Radius of the sphere =5
Area of the circle (profile) = 78.5375
Surface area of the sphere= 314.15
Volume of the sphere= 523.5833
Surface area to Volume ratio = 0.6
12x profile surface area = 942.45
12x profile to standard surface area differential =3
12x profile surface area to Volume ratio = 1.8
12x profile and surface area to volume differential= 3
Radius of the sphere =6
Area of the circle (profile) = 113.094
Surface area of the sphere= 452.376
Volume of the sphere= 904.752
Surface area to Volume ratio = 0.5
12x profile surface area = 1357.128
12x profile to standard surface area differential =3
12x profile surface area to Volume ratio = 1.5
12x profile and surface area to volume differential= 3
Uh oh, looks like the hard math is against you here. It doesn't matter if you try to quantify 12 different profiles of the sphere, go just by surface area, or go by volume, the results are the exact same mathematical ratios.

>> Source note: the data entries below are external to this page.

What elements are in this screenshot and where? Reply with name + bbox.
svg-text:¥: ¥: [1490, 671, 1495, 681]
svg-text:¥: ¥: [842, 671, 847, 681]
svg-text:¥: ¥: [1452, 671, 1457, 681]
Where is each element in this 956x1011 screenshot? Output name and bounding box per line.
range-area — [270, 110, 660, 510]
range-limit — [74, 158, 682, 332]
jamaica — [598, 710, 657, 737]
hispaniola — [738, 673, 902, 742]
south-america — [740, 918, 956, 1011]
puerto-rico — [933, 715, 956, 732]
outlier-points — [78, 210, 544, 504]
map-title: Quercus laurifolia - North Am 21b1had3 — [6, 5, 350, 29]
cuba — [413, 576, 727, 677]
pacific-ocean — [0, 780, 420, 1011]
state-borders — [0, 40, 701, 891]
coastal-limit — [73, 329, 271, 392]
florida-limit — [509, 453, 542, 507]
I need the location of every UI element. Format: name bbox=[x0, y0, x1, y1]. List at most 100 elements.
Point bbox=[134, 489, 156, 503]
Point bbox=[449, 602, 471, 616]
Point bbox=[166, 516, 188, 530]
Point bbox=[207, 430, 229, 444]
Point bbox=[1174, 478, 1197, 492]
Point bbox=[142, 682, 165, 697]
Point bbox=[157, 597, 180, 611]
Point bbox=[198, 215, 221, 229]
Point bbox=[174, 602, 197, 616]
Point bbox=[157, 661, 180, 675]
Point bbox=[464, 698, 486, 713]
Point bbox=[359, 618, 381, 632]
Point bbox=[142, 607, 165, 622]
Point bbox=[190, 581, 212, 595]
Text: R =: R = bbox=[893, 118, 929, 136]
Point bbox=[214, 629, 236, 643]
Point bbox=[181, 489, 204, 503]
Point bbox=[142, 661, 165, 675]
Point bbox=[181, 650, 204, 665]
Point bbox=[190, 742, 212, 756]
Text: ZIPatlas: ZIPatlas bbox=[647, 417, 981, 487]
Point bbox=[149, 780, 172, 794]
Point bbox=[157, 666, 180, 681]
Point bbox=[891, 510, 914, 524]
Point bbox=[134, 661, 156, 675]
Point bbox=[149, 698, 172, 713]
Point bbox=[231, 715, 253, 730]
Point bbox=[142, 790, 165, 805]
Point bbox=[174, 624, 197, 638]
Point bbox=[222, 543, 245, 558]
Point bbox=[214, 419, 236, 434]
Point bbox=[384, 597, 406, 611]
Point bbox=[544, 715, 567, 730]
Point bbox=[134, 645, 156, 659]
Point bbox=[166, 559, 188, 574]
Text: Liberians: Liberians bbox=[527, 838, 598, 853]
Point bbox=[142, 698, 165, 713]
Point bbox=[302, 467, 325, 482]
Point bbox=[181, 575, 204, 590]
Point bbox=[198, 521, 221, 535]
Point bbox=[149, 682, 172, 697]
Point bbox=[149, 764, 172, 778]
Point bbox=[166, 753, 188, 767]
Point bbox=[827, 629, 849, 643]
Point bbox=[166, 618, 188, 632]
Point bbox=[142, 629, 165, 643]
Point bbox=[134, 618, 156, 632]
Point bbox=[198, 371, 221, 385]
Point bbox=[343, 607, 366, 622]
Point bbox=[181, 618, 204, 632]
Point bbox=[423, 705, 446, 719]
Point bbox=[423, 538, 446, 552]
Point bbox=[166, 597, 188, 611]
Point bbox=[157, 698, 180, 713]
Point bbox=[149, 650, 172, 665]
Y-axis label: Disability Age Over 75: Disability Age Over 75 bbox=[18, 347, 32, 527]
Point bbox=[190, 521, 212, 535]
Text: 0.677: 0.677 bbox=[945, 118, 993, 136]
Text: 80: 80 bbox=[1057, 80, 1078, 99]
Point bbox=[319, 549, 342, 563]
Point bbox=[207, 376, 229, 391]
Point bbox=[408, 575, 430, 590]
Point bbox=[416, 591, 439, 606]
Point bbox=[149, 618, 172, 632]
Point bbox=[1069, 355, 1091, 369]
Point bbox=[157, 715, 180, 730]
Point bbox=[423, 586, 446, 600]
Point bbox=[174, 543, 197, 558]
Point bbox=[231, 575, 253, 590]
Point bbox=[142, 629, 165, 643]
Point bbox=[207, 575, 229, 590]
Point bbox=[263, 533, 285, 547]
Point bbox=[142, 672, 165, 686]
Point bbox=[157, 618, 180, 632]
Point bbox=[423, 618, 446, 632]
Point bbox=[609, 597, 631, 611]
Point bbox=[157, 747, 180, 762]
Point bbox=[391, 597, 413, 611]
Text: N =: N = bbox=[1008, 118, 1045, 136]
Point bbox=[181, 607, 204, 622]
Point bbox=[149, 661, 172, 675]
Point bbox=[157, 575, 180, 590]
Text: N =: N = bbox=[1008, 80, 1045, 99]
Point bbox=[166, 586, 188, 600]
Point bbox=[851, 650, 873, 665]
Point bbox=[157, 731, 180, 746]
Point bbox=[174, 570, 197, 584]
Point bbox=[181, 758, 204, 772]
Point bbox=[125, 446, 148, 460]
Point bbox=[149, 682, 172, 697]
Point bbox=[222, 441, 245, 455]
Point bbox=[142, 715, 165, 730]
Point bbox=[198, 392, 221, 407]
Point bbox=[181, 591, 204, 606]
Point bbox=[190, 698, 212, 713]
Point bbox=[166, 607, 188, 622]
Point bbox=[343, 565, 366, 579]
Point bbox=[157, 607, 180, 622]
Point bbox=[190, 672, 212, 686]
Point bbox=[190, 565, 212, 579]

The ratio of surface area to volume, as well as all these other basic geometry equations, were established in math thousands of years ago. I assume we can just accept those as pure truth.
As I've shown here, using a predefined set of profiles will produce a quantity that will have a fixed ratio to the actual surface area of the set of objects (in this case that differential was that the profile views produced a number that was exactly 3x the actual surface area). And, of course, the profile area to volume ratio was also exactly 3 times the normal value. There will be a certain amount of deviation between the profiles and the actual surface area, but that deviation will only result in the elimination of surfaces that do not contribute to volume. Thus, profile is probably more accurate to volume than pure surface area is to volume.
So if we scaled all mechs using a process like I've done here, basically taking a limited number of profiles and quantifying the basic area of the shapes it produces to coalate a sort of surface area measurement, it would produce a scale that would have the same relative results as if you just did it by surface area or by volume.
Except, here's the thing... you've just demonstrated that you're wasting your time doing profiles, since it's just going to spit out surface area anyway. You can just get get that right from your modeling software and it'd take a mere few seconds. You've also just demonstrated that profiles work better than surface area because it eliminates junk surfaces from your consideration. Of course, measuring by volume already does that. And, like surface area, we can just open our model file and get the volume of that model in seconds.
Sooooo, ergo and ipso facto...
VOLUME, is by far the smartest, easiest, most effing fool-proof and objective way to do this. So sayeth the maths. But even if it wasn't, any objective standard will yield the same relative result. It's just going to get you there a LOT slower.
And please, explain to me again how there's no correlation between surface area and profile. You were spouting off something about "nonsense" and "doesn't exist." Cuz, I dunno... that math up there? Pretty definitively says there is.
Edited by ScarecrowES, 06 May 2016 - 06:49 PM.